The lower-right quadrant displays the number of true positives: the number of videos posted by verified accounts that the model accurately classified as so.
A perfect model would yield all true negatives and true positives, and no false negatives or false positives.
The classification report above shows that the logistic regression model achieved a precision of 69% and a recall of 66% (weighted averages), and it achieved an accuracy of 66%.
Note:
According to the logistic regression's estimated model coefficients, there is a strong association between longer videos and higher odds of the user being verified. In other words, verified accounts on TikTok are more likely to post longer videos compared to non-verified accounts.
However, the model's estimated coefficients for other video features are relatively small, indicating that their connection to verified status is minor. Consequently, attributes such as video content, engagement levels, and posting frequency do not appear to significantly influence an account's likelihood of being verified.
In summary, the analysis suggests that video length plays a significant role in determining verification status, while other video features do not have a substantial impact on whether an account is verified or not.
pacE: Execute Stage
Conclusion:
The dataset has a few strongly correlated variables, which might lead to multicollinearity issues when fitting a logistic regression model. We decided to drop video_like_count from the model building.
Based on the logistic regression model, each additional second of the video is associated with 0.01 increase in the log-odds of the user having a verified status.
The logistic regression model had decent predictive power: a precision of 69% and a recall of 66% (weighted averages), and it achieved an accuracy of 66%.
We developed a logistic regression model for verified status based on video features. The model had decent predictive power (69% precision and 66% recall). Based on the estimated model coefficients from the logistic regression, longer videos tend to be associated with higher odds of the user being verified. Other video features have small estimated coefficients in the model, so their association with verified status seems to be small.
Next steps:
Now that the TikTok data team has successfully built the logistic regression model to predict the verified status of user accounts, the next crucial step is to construct a classification model specifically designed to predict the status of claims made by users. This classification model will serve as the final project and fulfill the original expectation of the TikTok team.

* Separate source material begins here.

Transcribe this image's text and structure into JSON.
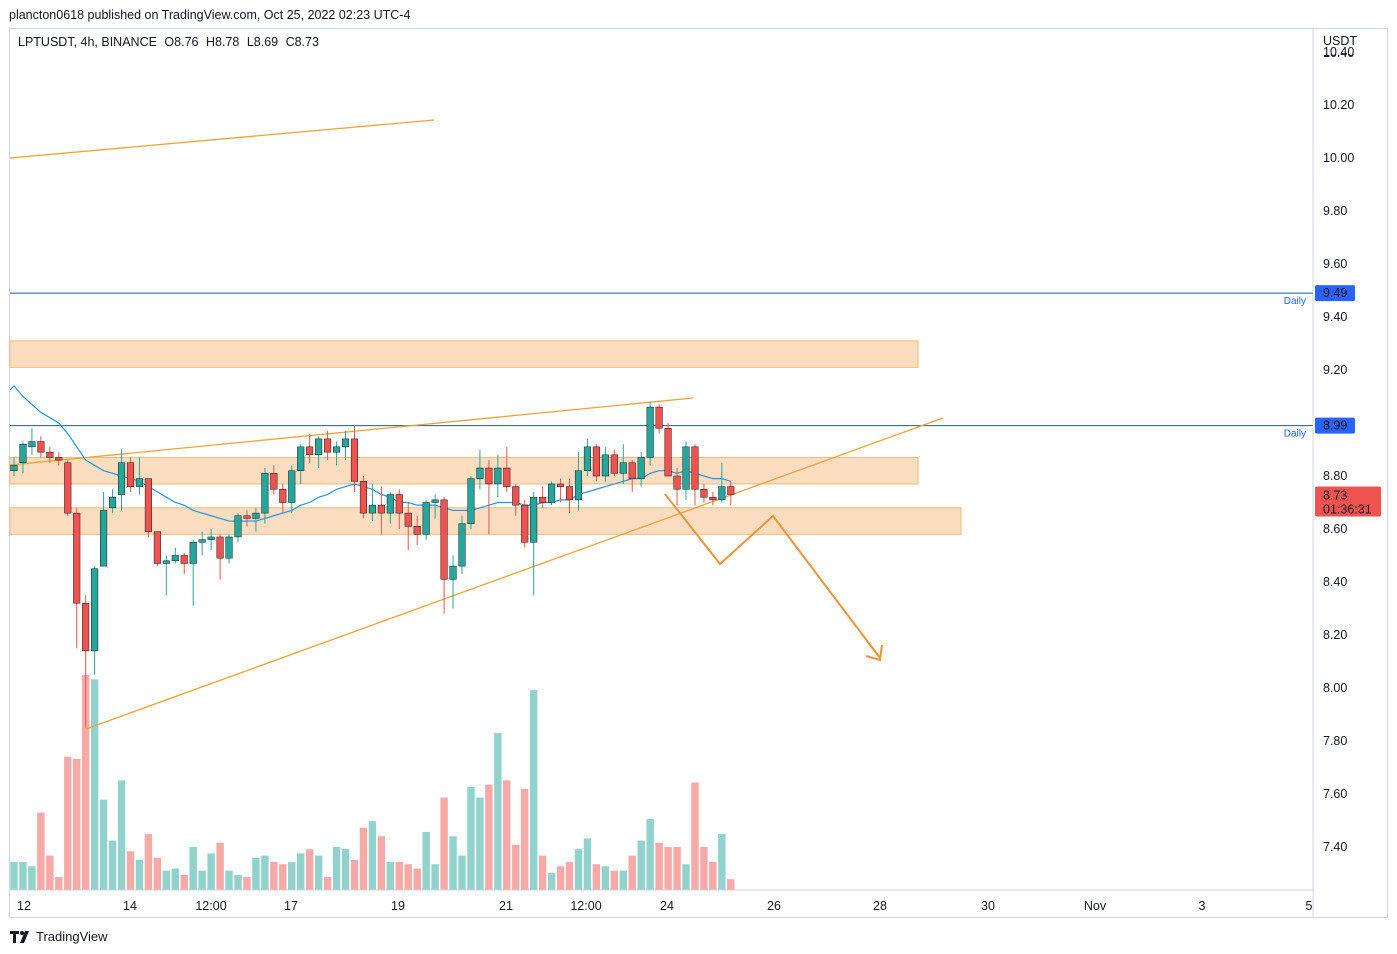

With the data team's thorough analysis of user behavior, considering factors such as verified status being linked to a higher tendency to post opinions, there is now enough valuable information to analyze the results of the claim classification model with a helpful context around user behavior.

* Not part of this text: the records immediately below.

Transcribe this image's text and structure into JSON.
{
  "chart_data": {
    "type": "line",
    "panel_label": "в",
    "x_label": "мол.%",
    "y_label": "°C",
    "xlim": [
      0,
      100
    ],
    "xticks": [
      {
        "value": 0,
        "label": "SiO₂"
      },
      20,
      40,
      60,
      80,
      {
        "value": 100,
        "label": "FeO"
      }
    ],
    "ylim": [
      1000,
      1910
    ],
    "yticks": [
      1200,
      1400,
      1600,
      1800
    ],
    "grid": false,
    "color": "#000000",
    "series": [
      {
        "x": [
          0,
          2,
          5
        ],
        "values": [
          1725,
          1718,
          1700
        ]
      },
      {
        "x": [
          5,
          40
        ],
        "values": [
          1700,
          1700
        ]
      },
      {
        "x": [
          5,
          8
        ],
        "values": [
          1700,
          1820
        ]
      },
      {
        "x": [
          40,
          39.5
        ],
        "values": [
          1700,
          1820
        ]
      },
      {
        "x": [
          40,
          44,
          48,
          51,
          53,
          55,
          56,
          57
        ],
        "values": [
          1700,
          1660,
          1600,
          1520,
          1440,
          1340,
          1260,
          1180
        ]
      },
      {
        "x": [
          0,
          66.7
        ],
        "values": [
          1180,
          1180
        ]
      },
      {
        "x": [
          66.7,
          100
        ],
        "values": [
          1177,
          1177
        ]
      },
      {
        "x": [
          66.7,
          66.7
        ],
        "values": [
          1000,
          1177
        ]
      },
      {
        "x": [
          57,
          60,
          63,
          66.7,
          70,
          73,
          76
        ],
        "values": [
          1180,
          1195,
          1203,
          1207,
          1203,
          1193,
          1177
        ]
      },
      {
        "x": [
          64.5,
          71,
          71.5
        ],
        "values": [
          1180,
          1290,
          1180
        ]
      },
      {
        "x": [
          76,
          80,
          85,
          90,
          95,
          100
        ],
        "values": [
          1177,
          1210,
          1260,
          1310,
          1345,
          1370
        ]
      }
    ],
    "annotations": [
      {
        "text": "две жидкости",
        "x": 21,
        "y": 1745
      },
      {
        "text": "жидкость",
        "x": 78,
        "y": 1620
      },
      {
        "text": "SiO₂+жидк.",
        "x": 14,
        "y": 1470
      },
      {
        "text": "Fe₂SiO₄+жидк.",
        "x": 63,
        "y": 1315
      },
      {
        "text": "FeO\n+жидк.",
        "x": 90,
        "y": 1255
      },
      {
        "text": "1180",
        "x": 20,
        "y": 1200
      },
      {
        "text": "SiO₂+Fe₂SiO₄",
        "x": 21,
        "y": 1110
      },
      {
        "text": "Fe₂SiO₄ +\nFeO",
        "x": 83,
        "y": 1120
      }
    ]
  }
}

By examining the outcomes of this model in light of user behavior patterns, the TikTok team can gain deeper insights into how claims are made on the platform and identify any correlations with certain user types or behaviors. This comprehensive understanding will enable TikTok to enhance content moderation, prioritize reviews, and create a safer and more engaging environment for its users.
Overall, the completion of this classification model and the insightful analysis of its results will be crucial steps towards TikTok's goal of effectively identifying and managing claims and opinions on its platform.